Wednesday, March 19, 2008

Horny tales from the pit...


If only Gerard Hoffnung had been with us at the ballet the other night. My pal and I were having a girly night out treating ourselves to the Royal Ballet's gorgeous production of The Sleeping Beauty, starring Tamara Rojo. We were in seventh heaven, a.k.a. the amphitheatre at Covent Garden, finishing the interval after the hundred-year sleep and waiting for Prince Florimund - who bore an astonishing resemblance to Mr Darcy - to appear in the middle of the 18th century and wake up the rock-toed daughter of King Florestan The Fourteenth with a good snog. But he has to go hunting first, and the hunting horns are the first thing Tchaikovsky gives us in Act II. The lights are down, the conductor Valeriy Ovsyanikov is ready on the podium, and...

...silence. Followed by a few gentle rustles. Nobody seemed quite sure what was happening.

Then came the tell-tale shuffles at the back of the pit as the missing players slunk on. Dear reader, unless I am very much mistaken, it was the horn section!

We were sitting too high up to see their faces clearly, but I reckon Hoffnung could have done a good job at imagining them... He could also have conjured exquisitely the expressions of the trumpet players who had to echo the fanfares but sounded suspiciously as if they were laughing as hard as I was.

I do love The Sleeping Beauty. The idea that the missing of one name from an invitation list can spark world-changing events. The sheer sadism of the choreography - Marius Petipa must have been an ogre. The way that Puss-in-Boots and the White Cat don't even consider killing Mr & Mrs Bluebird in the final act. The way that all those fairies bestow upon Princess Aurora the gifts of song, wisdom, beauty, gentleness, etc, yet the thing she seems to do best when she grows up is to balance in 'attitude' on one toe for a very, very long time (see pic). At least she meets Mr Darcy in the end. And Tamara Rojo and Federico Bonelli are a glorious pair, totally in harmony - they look made for each other.
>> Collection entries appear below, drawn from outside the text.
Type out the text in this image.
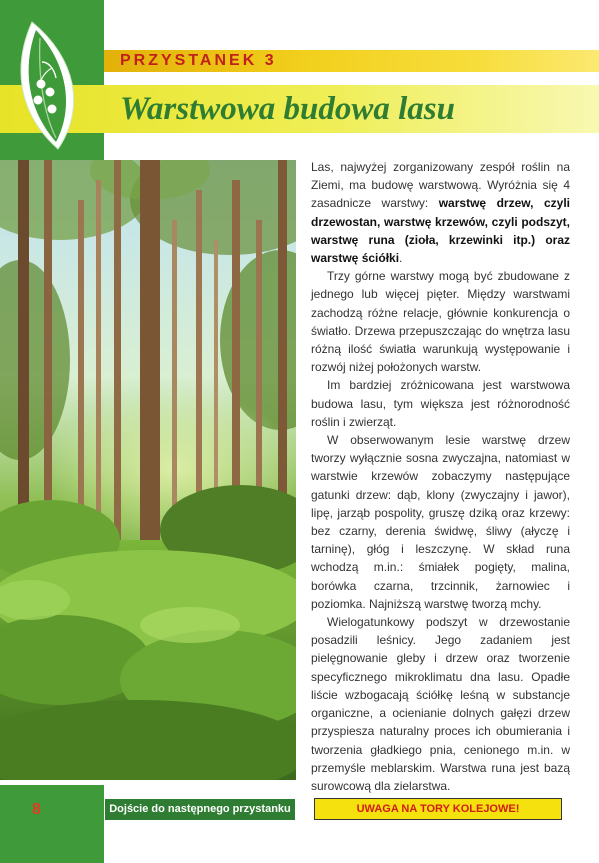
PRZYSTANEK 3
Warstwowa budowa lasu

Las, najwyżej zorganizowany zespół roślin na Ziemi, ma budowę warstwową. Wyróżnia się 4 zasadnicze warstwy: warstwę drzew, czyli drzewostan, warstwę krzewów, czyli podszyt, warstwę runa (zioła, krzewinki itp.) oraz warstwę ściółki.

Trzy górne warstwy mogą być zbudowane z jednego lub więcej pięter. Między warstwami zachodzą różne relacje, głównie konkurencja o światło. Drzewa przepuszczając do wnętrza lasu różną ilość światła warunkują występowanie i rozwój niżej położonych warstw.

Im bardziej zróżnicowana jest warstwowa budowa lasu, tym większa jest różnorodność roślin i zwierząt.

W obserwowanym lesie warstwę drzew tworzy wyłącznie sosna zwyczajna, natomiast w warstwie krzewów zobaczymy następujące gatunki drzew: dąb, klony (zwyczajny i jawor), lipę, jarząb pospolity, gruszę dziką oraz krzewy: bez czarny, derenia świdwę, śliwy (ałyczę i tarninę), głóg i leszczynę. W skład runa wchodzą m.in.: śmiałek pogięty, malina, borówka czarna, trzcinnik, żarnowiec i poziomka. Najniższą warstwę tworzą mchy.

Wielogatunkowy podszyt w drzewostanie posadzili leśnicy. Jego zadaniem jest pielęgnowanie gleby i drzew oraz tworzenie specyficznego mikroklimatu dna lasu. Opadłe liście wzbogacają ściółkę leśną w substancje organiczne, a ocienianie dolnych gałęzi drzew przyspiesza naturalny proces ich obumierania i tworzenia gładkiego pnia, cenionego m.in. w przemyśle meblarskim. Warstwa runa jest bazą surowcową dla zielarstwa.

8	Dojście do następnego przystanku 12 min
UWAGA NA TORY KOLEJOWE!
Minor production quibbles from a ballet nut: if they kept Ashton's solo for the prince, choreographed for Anthony Dowell, why did they jettison his Garland Dance? The new one by Christopher Wheeldon sticks out like a sore thumb. Lots of cuts to the music, as if fast-forwarding through the dramatic scenes - and only the briefest gesture at the hunting party, not even a Farandole. One notes that the show finishes bang on 10.30.

Still, it looks great - the designs by Oliver Messel have been reconstructed from the 1940s classic production that shot Fonteyn to stardom - and the dancing is simply astonishing.

The horns, when they were there, played jolly well, as did the rest of the orchestra, and Sergei Levitin worked magic with the violin solos.